At the time, I understood it intellectually. But I don’t think I truly understood it emotionally until recovery. I get now that you don’t need to explain your feelings. You actually don’t even need to understand them. You just need to honor them (i.e., feel them). That’s what it means to be responsible TO your feelings.
For most of my life, I thought feelings were problems to solve, explain, justify, control or suppress. I believed that if I felt something intensely, there had to be a reason. And that there was some kind of fix or strategy to make it go away.
Especially if the feeling was inconvenient, made other people uncomfortable, and particularly if it made me uncomfortable. So instead of feeling my feelings, I analyzed them. Rationalized them. Judged them. I tried to out-think them (or ignored them completely while focusing on everyone else!).
That’s what so many people do when they’ve learned that emotions aren’t safe. Not physically safe, relationally safe, and especially not internally safe. Once you understand that, so much starts to make sense.
When Feelings Didn’t Feel Safe
I grew up in a family where feelings weren’t really welcome. Actually, that’s not entirely true. Some feelings were allowed: calmness, pleasantness, composure. But sadness, anger, overwhelm, grief or vulnerability? Nope!
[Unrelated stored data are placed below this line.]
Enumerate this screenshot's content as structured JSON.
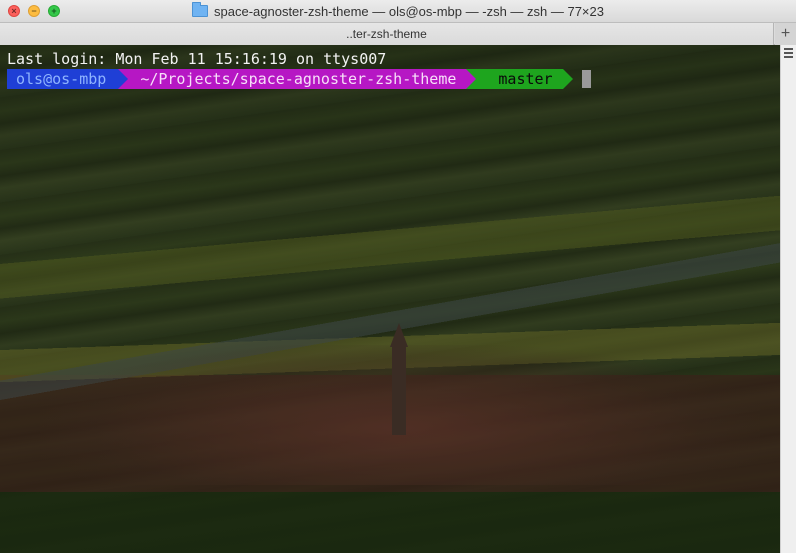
{
  "window": {
    "title": "space-agnoster-zsh-theme — ols@os-mbp — -zsh — zsh — 77×23"
  },
  "traffic_lights": {
    "close_glyph": "×",
    "minimize_glyph": "−",
    "maximize_glyph": "+"
  },
  "tabs": [
    {
      "label": "..ter-zsh-theme",
      "active": true
    }
  ],
  "tab_add_label": "+",
  "terminal": {
    "last_login": "Last login: Mon Feb 11 15:16:19 on ttys007",
    "prompt": {
      "user_host": "ols@os-mbp",
      "cwd": "~/Projects/space-agnoster-zsh-theme",
      "branch_icon": "",
      "branch": "master"
    }
  },
  "colors": {
    "user_segment": "#1f3fd6",
    "dir_segment": "#b617c4",
    "git_segment": "#1ea51e"
  },
  "icons": {
    "folder": "folder-icon",
    "git_branch": "git-branch-icon"
  }
}
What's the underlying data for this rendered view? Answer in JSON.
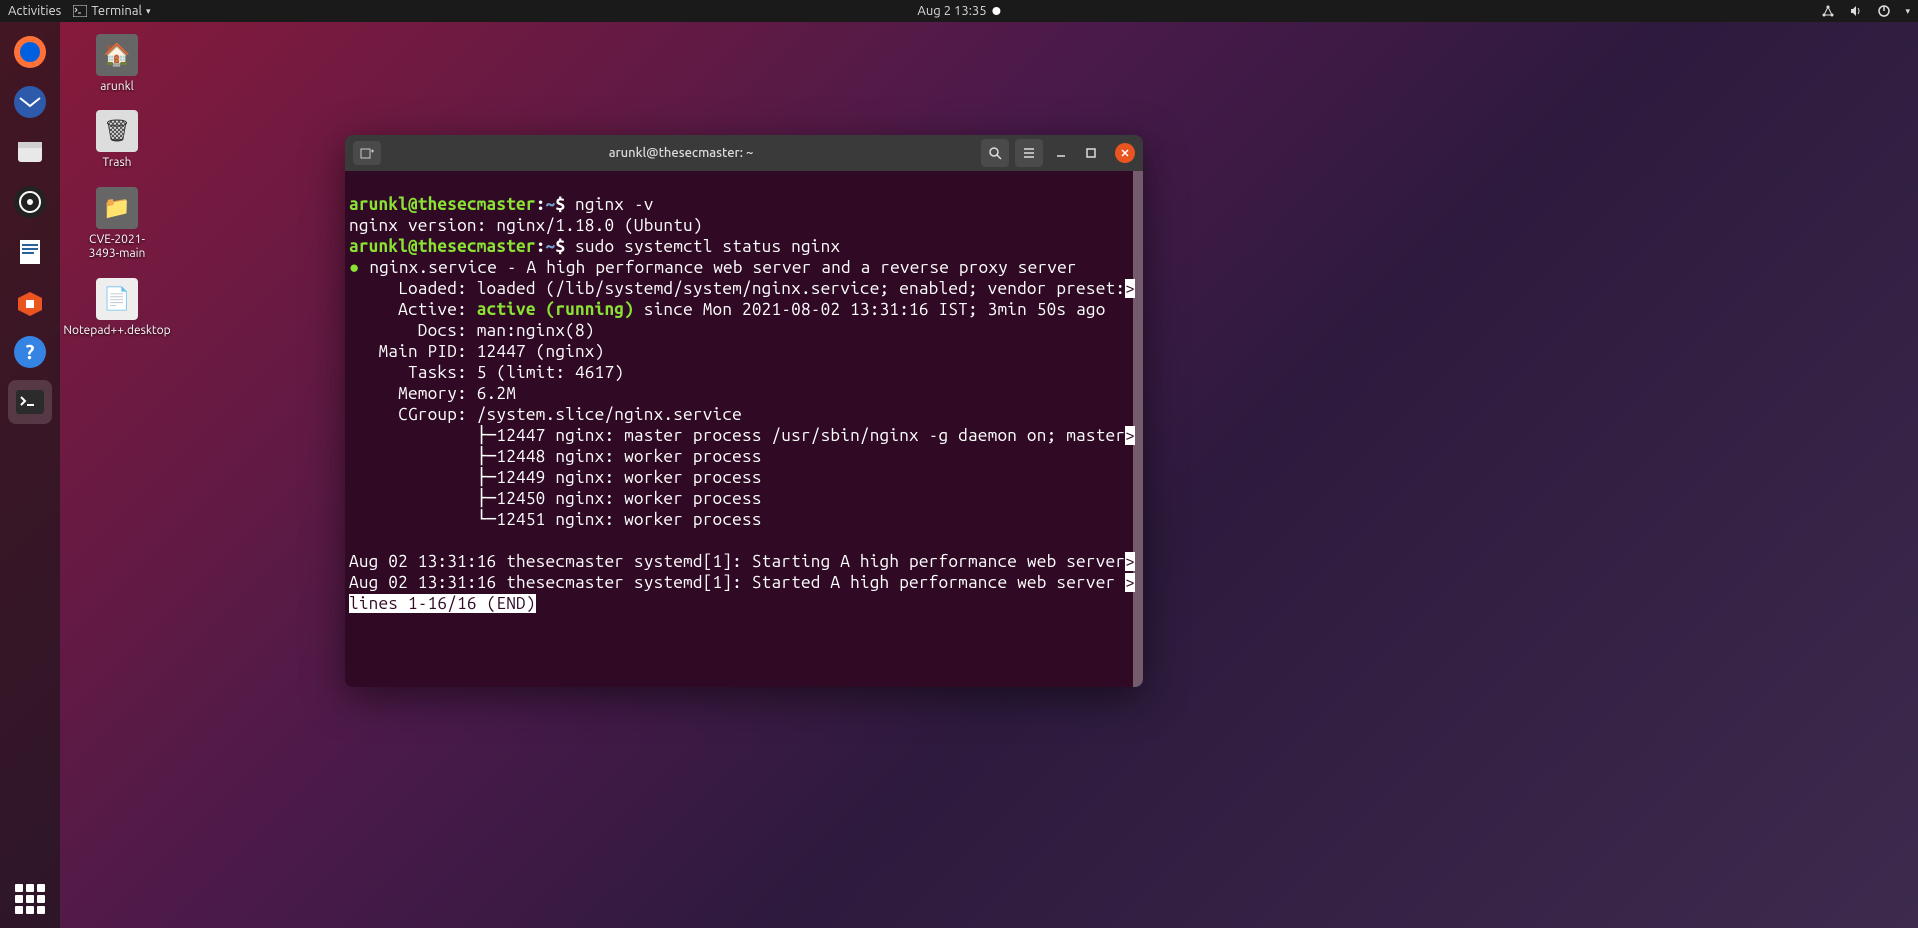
{
  "topbar": {
    "activities": "Activities",
    "app_menu": "Terminal",
    "datetime": "Aug 2  13:35"
  },
  "desktop_icons": [
    {
      "label": "arunkl",
      "type": "folder"
    },
    {
      "label": "Trash",
      "type": "trash"
    },
    {
      "label": "CVE-2021-3493-main",
      "type": "folder"
    },
    {
      "label": "Notepad++.desktop",
      "type": "text"
    }
  ],
  "terminal": {
    "title": "arunkl@thesecmaster: ~",
    "prompt_user": "arunkl@thesecmaster",
    "prompt_path": "~",
    "cmd1": "nginx -v",
    "out_version": "nginx version: nginx/1.18.0 (Ubuntu)",
    "cmd2": "sudo systemctl status nginx",
    "svc_line": "nginx.service - A high performance web server and a reverse proxy server",
    "loaded": "     Loaded: loaded (/lib/systemd/system/nginx.service; enabled; vendor preset:",
    "active_label": "     Active: ",
    "active_status": "active (running)",
    "active_rest": " since Mon 2021-08-02 13:31:16 IST; 3min 50s ago",
    "docs": "       Docs: man:nginx(8)",
    "mainpid": "   Main PID: 12447 (nginx)",
    "tasks": "      Tasks: 5 (limit: 4617)",
    "memory": "     Memory: 6.2M",
    "cgroup": "     CGroup: /system.slice/nginx.service",
    "proc1": "             ├─12447 nginx: master process /usr/sbin/nginx -g daemon on; master",
    "proc2": "             ├─12448 nginx: worker process",
    "proc3": "             ├─12449 nginx: worker process",
    "proc4": "             ├─12450 nginx: worker process",
    "proc5": "             └─12451 nginx: worker process",
    "log1": "Aug 02 13:31:16 thesecmaster systemd[1]: Starting A high performance web server",
    "log2": "Aug 02 13:31:16 thesecmaster systemd[1]: Started A high performance web server ",
    "pager": "lines 1-16/16 (END)",
    "arrow": ">"
  }
}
One of the worst things my father used to say to me was:
“Do you want me to give you a reason to cry?!”
That sentence carries so much distortion inside it. It really fucked me up.
It taught me: My feelings weren’t real, my emotions were excessive and that I shouldn’t trust myself. I got the message, “You need to shut this down immediately.”
And for many people, that’s where self-abandonment began. That’s not because they consciously chose it, but because overriding themselves became necessary for emotional survival.
So they stopped asking: “What am I feeling?”
And started asking: “How do I make this go away?”
Or worse: “How do I make sure nobody else has to deal with it?”